Klaus Kilimann (11 October 1938 – 26 May 2024) was a German physicist who became an SPD politician after 1989. Between 1990 and 1993 he served as Oberbürgermeister of Rostock.

==Life and career==
Kilimann was born in East Prussia. His father was a railway worker. He began attending primary school in Ortelsburg, his birthplace, which was at the time in Germany. By the time the Red army arrived in January 1945 most of the population had fled, however, and in 1944 or 1945 Kilimann was among the millions of Germans forcibly relocated in a westward direction. The family ended up in Neukloster not far from Rostock in the Soviet occupation zone of what remained of Germany, and it was here that he concluded his primary education and then attended a secondary school till 1956.

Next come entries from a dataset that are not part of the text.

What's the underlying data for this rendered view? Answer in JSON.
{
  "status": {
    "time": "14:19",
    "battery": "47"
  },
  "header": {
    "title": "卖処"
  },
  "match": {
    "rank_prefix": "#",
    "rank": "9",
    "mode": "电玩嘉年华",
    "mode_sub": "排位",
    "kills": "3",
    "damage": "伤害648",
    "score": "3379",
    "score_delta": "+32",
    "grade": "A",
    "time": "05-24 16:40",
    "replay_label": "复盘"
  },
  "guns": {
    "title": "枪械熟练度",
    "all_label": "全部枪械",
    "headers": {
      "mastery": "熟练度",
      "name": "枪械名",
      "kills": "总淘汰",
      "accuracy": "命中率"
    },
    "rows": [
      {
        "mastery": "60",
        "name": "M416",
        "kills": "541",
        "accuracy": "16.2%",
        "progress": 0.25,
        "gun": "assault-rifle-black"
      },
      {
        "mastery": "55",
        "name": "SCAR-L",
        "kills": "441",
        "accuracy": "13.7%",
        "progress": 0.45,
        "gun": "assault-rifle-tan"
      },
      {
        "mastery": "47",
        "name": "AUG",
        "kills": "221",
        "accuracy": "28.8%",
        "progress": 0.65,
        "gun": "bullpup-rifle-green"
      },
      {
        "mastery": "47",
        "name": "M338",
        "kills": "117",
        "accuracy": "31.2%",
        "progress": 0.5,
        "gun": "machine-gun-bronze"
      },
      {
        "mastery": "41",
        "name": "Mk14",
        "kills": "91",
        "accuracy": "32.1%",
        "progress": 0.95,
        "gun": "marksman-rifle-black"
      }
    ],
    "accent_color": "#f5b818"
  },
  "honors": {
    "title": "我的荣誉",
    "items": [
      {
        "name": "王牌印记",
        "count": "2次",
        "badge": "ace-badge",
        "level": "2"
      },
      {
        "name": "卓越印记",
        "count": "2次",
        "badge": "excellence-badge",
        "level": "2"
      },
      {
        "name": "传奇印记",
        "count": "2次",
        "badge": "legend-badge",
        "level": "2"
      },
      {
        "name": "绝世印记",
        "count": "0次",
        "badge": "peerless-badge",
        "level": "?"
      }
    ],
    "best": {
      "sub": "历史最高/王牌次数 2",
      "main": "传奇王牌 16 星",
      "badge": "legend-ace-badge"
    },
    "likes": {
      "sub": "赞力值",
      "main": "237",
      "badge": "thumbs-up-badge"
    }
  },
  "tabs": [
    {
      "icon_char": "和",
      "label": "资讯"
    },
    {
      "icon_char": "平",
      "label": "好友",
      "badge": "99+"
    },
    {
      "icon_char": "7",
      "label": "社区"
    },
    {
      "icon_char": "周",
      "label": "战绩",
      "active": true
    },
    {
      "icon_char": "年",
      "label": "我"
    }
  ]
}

From 1956 Kilimann attended the University of Rostock from where he emerged in 1961 with a degree in Physics. He then undertook post-graduate studies at Moscow State University till 1963, when he returned to Rostock and took a university post as a research assistant at the Mathematics department. He transferred to the Physics department in 1964 which was also the year in which he received his doctorate. He remained at the university as a senior research assistant from 1970 till 1979, having in 1978 produced his Habilitation dissertation on a topic in theoretical physics. Between 1980 and 1990 he was employed as an associate professor. During that period, however, for three years from 1982 he was based in Nicaragua, helping to set up a Physics education department at an academy in the capital, Managua.

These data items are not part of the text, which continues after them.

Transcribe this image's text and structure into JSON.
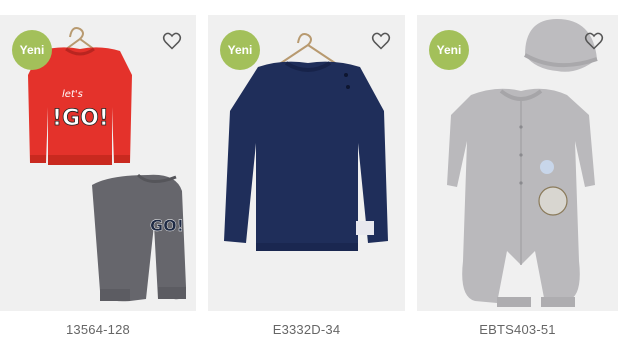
{
  "products": [
    {
      "badge": "Yeni",
      "code": "13564-128",
      "print_top": "let's",
      "print_main": "!GO!",
      "print_pants": "GO!"
    },
    {
      "badge": "Yeni",
      "code": "E3332D-34"
    },
    {
      "badge": "Yeni",
      "code": "EBTS403-51"
    }
  ],
  "colors": {
    "badge": "#a3c05a",
    "card_bg": "#f0f0f0",
    "code_text": "#666666"
  },
  "icons": [
    "heart-icon",
    "hanger-icon"
  ]
}
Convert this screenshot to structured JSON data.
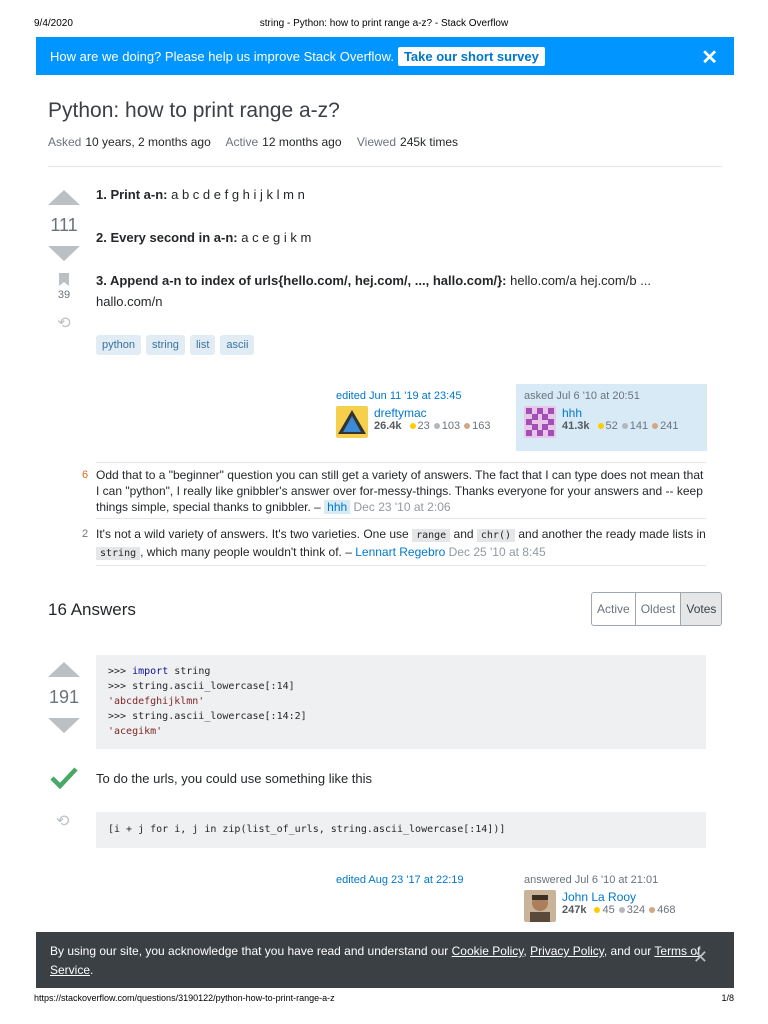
{
  "print": {
    "date": "9/4/2020",
    "title": "string - Python: how to print range a-z? - Stack Overflow",
    "url": "https://stackoverflow.com/questions/3190122/python-how-to-print-range-a-z",
    "page": "1/8"
  },
  "banner": {
    "message": "How are we doing? Please help us improve Stack Overflow.",
    "survey_label": "Take our short survey",
    "close": "✕"
  },
  "question": {
    "title": "Python: how to print range a-z?",
    "meta": {
      "asked_label": "Asked",
      "asked_value": "10 years, 2 months ago",
      "active_label": "Active",
      "active_value": "12 months ago",
      "viewed_label": "Viewed",
      "viewed_value": "245k times"
    },
    "votes": "111",
    "favorites": "39",
    "body": [
      {
        "bold": "1. Print a-n:",
        "text": " a b c d e f g h i j k l m n"
      },
      {
        "bold": "2. Every second in a-n:",
        "text": " a c e g i k m"
      },
      {
        "bold": "3. Append a-n to index of urls{hello.com/, hej.com/, ..., hallo.com/}:",
        "text": " hello.com/a hej.com/b ... hallo.com/n"
      }
    ],
    "tags": [
      "python",
      "string",
      "list",
      "ascii"
    ],
    "edited": {
      "label": "edited Jun 11 '19 at 23:45",
      "user": "dreftymac",
      "rep": "26.4k",
      "gold": "23",
      "silver": "103",
      "bronze": "163"
    },
    "asked": {
      "label": "asked Jul 6 '10 at 20:51",
      "user": "hhh",
      "rep": "41.3k",
      "gold": "52",
      "silver": "141",
      "bronze": "241"
    },
    "comments": [
      {
        "score": "6",
        "text": "Odd that to a \"beginner\" question you can still get a variety of answers. The fact that I can type does not mean that I can \"python\", I really like gnibbler's answer over for-messy-things. Thanks everyone for your answers and -- keep things simple, special thanks to gnibbler. –",
        "user": "hhh",
        "date": "Dec 23 '10 at 2:06"
      },
      {
        "score": "2",
        "pre": "It's not a wild variety of answers. It's two varieties. One use",
        "code1": "range",
        "mid1": "and",
        "code2": "chr()",
        "mid2": "and another the ready made lists in",
        "code3": "string",
        "post": ", which many people wouldn't think of. –",
        "user": "Lennart Regebro",
        "date": "Dec 25 '10 at 8:45"
      }
    ]
  },
  "answers": {
    "heading": "16 Answers",
    "sort": [
      "Active",
      "Oldest",
      "Votes"
    ],
    "first": {
      "votes": "191",
      "code1": [
        ">>> import string",
        ">>> string.ascii_lowercase[:14]",
        "'abcdefghijklmn'",
        ">>> string.ascii_lowercase[:14:2]",
        "'acegikm'"
      ],
      "text": "To do the urls, you could use something like this",
      "code2": "[i + j for i, j in zip(list_of_urls, string.ascii_lowercase[:14])]",
      "edited": "edited Aug 23 '17 at 22:19",
      "answered": "answered Jul 6 '10 at 21:01",
      "user": "John La Rooy",
      "rep": "247k",
      "gold": "45",
      "silver": "324",
      "bronze": "468"
    }
  },
  "cookie": {
    "pre": "By using our site, you acknowledge that you have read and understand our",
    "cookie_policy": "Cookie Policy",
    "privacy_policy": "Privacy Policy",
    "and": ", and our",
    "terms": "Terms of Service",
    "close": "✕"
  }
}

In October 1989 Kilimann became a member of New Forum in Rostock. New Forum was a quasi-political party, sometimes described as a "citizens' initiative", that emerged during the second half of 1989 in the context of growing civil unrest in the country. As a member, Kilimann participated locally in the legal committee set up within the wider context of the Round Table discussions that were established in various parts of the country as part of what was now becoming known as East Germany's Peaceful Revolution. In January 1990, having quit New Forum, Kilimann joined the newly (in East Germany) re-formed Social Democratic Party (SDP) which had till October 1989 been effectively muted following the creation in 1946 of the East German Socialist Unity Party. In October 1990, with the formal reunification of East and West Germany, the East German SDP and (hitherto West German) SPD merged, which made Kilimann a member of the German Social Democratic Party (SPD).

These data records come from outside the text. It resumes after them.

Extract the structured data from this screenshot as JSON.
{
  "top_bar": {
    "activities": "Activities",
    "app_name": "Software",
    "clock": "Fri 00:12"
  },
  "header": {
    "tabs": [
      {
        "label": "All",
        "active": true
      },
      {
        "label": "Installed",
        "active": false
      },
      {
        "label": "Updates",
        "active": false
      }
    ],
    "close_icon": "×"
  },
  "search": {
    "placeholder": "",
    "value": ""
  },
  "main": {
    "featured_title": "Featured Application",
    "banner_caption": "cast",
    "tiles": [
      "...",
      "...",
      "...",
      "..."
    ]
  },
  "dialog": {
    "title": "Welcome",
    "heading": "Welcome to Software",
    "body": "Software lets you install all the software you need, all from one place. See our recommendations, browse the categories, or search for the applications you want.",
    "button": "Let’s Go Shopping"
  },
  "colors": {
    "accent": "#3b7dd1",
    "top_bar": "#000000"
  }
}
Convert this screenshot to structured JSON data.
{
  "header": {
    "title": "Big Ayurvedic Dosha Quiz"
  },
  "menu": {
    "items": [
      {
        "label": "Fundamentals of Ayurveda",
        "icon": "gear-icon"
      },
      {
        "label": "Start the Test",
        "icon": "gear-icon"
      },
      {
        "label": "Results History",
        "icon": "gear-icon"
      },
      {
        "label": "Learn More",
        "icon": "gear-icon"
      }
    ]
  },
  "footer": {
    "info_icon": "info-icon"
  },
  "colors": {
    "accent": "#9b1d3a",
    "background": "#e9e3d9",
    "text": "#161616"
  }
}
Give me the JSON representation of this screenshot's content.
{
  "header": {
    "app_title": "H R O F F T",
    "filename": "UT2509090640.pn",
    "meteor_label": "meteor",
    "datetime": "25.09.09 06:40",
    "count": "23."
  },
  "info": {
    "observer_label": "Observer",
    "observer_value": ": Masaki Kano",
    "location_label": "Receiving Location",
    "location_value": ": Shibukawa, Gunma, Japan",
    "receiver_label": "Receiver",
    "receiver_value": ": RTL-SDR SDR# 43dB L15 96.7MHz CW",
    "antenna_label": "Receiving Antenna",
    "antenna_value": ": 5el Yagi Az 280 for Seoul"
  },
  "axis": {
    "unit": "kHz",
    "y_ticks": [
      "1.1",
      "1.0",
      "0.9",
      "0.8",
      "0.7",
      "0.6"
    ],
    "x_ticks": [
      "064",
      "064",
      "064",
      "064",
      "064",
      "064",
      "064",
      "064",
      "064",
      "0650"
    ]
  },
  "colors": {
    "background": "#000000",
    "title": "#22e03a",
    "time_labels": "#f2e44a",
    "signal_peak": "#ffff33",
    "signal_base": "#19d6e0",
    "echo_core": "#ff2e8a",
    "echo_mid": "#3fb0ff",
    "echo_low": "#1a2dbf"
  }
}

On 31 May 1990, Kilimann was elected Lord Mayor of Rostock in succession to Christoph Kleemann. He resigned the office three and a half years later on 3 December 1993, following reports on race riots targeting asylum-seekers, fourteen months earlier, in August 1992. The reports concluded that local police chiefs and political leaders had permitted tensions to fester and then failed act quickly and decisively when rioting broke out. Kilimann himself had been out of town when the riots started and returned from his break only as the violence reached its third night. After his resignation Kilimann was unemployed for a period till September 1994.

From 1994 till his retirement in 2005 Kilimann worked on a succession of consultancy projects on behalf of the German Ministry of Economic Cooperation and Development. The consultancy work took him to Saint Petersburg, Moscow and Kyrgyzstan.

Kilimann died on 26 May 2024, at the age of 85.